Erik the Viking
When it comes to exploring the lighter side of barbarism or discovering the humor in ancient crusades, who ya gonna call? A Monty Python alumnus, of course! In the ’70s, Terry Gilliam and Terry Jones created such modest but hysterical mock historicals as Monty Python and the Holy Grail,The Life of Brian, and Jabberwocky. Gilliam’s ambitions have since blossomed iito complex endeavors such as Brazil. But Jones — who wrote, directed, and appears in Erik the Viking — is content just to spill blood and raise old-fashioned mythological mirth.
Revising the popular view of Vikings, Jones has created the well-meaning Erik (Tim Robbins, doing a Tom Hanks riff), a hapless romantic who lacks the resolve to have his way with women. While defending a would-be love interest against more determined pillagers, he accidentally stabs her; she dies expressing sarcastic gratitude for being saved from a ”fate worse than death.”

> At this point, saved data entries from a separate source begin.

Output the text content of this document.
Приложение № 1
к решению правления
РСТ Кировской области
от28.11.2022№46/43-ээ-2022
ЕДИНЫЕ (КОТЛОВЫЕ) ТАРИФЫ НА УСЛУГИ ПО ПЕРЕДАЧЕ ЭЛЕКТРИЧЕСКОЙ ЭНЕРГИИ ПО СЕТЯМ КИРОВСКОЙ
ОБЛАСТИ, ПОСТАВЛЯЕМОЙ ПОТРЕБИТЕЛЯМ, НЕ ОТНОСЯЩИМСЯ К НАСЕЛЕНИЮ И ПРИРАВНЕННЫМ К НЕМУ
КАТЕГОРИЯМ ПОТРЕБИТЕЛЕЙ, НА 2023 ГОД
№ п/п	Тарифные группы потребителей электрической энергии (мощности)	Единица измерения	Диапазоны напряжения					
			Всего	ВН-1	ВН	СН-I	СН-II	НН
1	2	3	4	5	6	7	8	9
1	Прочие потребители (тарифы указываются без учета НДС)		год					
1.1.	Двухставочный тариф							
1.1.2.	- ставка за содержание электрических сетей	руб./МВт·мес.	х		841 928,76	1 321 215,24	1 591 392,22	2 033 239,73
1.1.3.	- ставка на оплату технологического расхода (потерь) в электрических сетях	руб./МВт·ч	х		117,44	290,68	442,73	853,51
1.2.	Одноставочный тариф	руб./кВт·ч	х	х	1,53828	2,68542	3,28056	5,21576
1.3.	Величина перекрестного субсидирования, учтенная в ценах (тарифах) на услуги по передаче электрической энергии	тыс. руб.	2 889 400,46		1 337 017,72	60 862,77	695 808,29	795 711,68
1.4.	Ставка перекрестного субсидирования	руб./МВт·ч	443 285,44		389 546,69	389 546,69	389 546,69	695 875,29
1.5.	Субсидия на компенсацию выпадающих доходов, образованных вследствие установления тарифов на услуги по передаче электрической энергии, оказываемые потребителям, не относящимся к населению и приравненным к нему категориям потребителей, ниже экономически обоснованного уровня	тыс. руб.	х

Jones uses comically outlandish violence to deliver an overtly moral message about war and arms profiteering. Erik and his men go to ninth-century Tahiti, where violence is unknown — until a venal Viking sword-maker changes that. Therein lies the paradox: This simplistic fable is too strong for children and too shallow for adults. Good-natured and intermittently amusing, Erik the Viking amounts to a pleasant diversion, but has a soft center and a sweet, mushy conclusion that is far more sunny than funny.